There’s a seriousness to Levy’s work which is very, very admirable.   You can almost picture him frowning while typing up the facts of Newman’s life, gleaned from official records and interviews with “friends and associates.”   What seems to be missing is the sense of joy about life and living that Paul Newman seemed to possess; in his own eyes, he was nothing if not a very, very lucky man.

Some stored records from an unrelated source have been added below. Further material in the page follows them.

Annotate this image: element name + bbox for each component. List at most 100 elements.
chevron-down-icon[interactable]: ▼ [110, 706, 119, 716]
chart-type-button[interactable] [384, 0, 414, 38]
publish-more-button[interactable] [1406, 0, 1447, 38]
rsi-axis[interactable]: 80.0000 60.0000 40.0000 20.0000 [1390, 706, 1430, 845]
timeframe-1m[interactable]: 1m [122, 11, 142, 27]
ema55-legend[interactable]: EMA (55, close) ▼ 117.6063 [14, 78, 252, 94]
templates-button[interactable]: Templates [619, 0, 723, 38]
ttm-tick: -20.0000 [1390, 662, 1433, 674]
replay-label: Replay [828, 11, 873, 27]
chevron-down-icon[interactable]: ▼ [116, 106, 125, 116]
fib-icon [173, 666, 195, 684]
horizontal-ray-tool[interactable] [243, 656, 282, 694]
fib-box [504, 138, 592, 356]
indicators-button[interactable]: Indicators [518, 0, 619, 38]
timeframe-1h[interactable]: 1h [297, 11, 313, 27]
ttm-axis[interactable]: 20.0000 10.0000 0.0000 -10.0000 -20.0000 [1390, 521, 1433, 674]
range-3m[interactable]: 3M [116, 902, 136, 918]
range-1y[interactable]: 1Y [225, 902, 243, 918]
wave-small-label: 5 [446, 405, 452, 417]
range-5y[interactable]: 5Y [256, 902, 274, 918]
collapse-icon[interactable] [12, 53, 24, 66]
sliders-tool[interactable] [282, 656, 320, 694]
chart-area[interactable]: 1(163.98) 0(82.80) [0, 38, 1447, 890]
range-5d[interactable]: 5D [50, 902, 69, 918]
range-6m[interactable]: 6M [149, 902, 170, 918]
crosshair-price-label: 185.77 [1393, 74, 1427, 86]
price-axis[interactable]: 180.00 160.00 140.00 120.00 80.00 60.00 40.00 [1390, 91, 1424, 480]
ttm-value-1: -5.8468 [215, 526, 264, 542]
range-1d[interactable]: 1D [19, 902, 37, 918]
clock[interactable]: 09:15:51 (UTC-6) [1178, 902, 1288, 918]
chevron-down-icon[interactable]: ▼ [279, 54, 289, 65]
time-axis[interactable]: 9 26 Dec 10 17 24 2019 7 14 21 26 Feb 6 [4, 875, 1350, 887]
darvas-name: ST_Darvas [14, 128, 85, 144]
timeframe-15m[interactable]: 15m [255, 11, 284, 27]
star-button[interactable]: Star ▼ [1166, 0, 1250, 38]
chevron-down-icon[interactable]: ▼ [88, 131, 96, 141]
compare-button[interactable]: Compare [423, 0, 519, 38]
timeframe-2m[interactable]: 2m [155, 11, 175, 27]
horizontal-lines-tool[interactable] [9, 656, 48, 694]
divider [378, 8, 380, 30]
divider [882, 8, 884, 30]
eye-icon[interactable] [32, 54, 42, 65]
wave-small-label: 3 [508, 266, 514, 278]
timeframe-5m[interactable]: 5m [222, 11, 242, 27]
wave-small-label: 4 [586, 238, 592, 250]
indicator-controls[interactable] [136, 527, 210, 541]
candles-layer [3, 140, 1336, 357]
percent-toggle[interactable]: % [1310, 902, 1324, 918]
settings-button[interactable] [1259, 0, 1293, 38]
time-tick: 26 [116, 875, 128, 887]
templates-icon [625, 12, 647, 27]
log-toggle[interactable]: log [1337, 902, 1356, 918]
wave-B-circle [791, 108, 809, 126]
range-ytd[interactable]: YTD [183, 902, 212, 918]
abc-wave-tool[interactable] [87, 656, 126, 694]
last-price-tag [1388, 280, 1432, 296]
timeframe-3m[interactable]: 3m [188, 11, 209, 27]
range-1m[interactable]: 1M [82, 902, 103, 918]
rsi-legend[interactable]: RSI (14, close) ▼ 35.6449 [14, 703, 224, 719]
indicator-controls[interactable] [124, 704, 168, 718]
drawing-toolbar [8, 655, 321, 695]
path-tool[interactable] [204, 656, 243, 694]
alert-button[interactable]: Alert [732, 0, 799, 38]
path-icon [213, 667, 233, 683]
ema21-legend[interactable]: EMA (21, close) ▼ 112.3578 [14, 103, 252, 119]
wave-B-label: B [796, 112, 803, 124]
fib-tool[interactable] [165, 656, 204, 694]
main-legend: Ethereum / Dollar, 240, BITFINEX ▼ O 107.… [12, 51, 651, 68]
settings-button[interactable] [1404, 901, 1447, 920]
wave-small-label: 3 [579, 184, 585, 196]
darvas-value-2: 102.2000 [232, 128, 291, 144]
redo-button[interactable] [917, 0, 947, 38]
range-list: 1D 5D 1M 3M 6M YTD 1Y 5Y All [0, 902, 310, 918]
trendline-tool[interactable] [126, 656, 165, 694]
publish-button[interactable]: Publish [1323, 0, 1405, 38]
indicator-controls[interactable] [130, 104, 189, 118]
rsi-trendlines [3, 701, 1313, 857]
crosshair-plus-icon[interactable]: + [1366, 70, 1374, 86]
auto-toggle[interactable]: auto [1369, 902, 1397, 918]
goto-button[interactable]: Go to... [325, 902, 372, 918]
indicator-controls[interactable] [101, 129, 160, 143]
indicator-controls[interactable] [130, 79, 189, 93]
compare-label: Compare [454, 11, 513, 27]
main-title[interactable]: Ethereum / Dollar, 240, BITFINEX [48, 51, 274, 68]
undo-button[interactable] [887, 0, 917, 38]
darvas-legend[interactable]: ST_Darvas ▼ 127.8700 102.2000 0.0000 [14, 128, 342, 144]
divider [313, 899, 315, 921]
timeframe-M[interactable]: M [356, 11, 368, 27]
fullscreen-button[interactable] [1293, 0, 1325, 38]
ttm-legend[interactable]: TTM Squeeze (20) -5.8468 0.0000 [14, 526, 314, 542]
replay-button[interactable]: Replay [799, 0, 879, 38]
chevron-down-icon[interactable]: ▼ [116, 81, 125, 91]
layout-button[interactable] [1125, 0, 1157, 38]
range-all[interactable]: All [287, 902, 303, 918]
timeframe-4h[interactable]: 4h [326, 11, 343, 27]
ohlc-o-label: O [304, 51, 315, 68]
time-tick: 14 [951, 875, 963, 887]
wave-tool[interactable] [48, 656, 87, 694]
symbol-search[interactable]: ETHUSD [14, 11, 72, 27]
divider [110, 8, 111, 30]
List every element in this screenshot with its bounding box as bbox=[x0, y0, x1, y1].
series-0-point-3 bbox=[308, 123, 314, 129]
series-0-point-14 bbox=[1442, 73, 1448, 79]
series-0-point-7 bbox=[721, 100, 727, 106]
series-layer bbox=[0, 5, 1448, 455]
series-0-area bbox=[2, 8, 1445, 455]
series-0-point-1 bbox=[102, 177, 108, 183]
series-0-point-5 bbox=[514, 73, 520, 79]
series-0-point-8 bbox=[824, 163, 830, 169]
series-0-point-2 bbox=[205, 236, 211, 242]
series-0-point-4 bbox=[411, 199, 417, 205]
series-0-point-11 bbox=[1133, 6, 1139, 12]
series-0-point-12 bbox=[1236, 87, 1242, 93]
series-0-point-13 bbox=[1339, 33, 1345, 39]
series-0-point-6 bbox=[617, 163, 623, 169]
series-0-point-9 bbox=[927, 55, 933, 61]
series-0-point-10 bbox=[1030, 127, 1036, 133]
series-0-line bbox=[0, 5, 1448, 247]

Two key questions went unanswered for me in reading this biography:  Why exactly did Newman become an actor (we get some guesses here and some circumstances but not motivation) and what did Newman get out of acting (in a non-commercial sense) that was so satisfying?   Something else has been missed here, which often needs to be answered in telling a person’s story:  How smart, exactly, was the actor?   The answer would have helped to gauge who he was.   (Newman attended three colleges including Yale.)Paul Newman

As with most life stories these days, there’s a “fair and balanced” approach to detailing Newman’s strengths and positives (especially his philanthropic activities) and his weaknesses and faults.   Fine, but it seemed a bit too much by-the-numbers for me.

There is one small fact that comes through well in the telling which is that Newman felt that he never got to know or achieve the admiration of his quite successful merchant father.   Newman began to attain his professional success after his father’s death, something that appeared to haunt him.

Let me close by noting that I once came within two feet of Paul Newman.   He had just won a celebrity auto race at the Long Beach Grand Prix and – with the help of a couple of young assistants – was walking through the crowd of thousands of race fans…   He and his crew had massive magnums of wine and he was offering a plastic cup full of the libation to anyone and everyone he saw.   His smile was huge, his blue eyes were bright and I thought, “This man really loves people and loves life!”   Sadly, that is the Paul Newman I did not come across in this telling of his life’s story.

Note:   Steve McQueen – Portrait of an American Rebel by Marshall Terill (Plexus trade paperback, $19.95) is recommended as an example of a biography where you will get to know and understand both the actor and the man.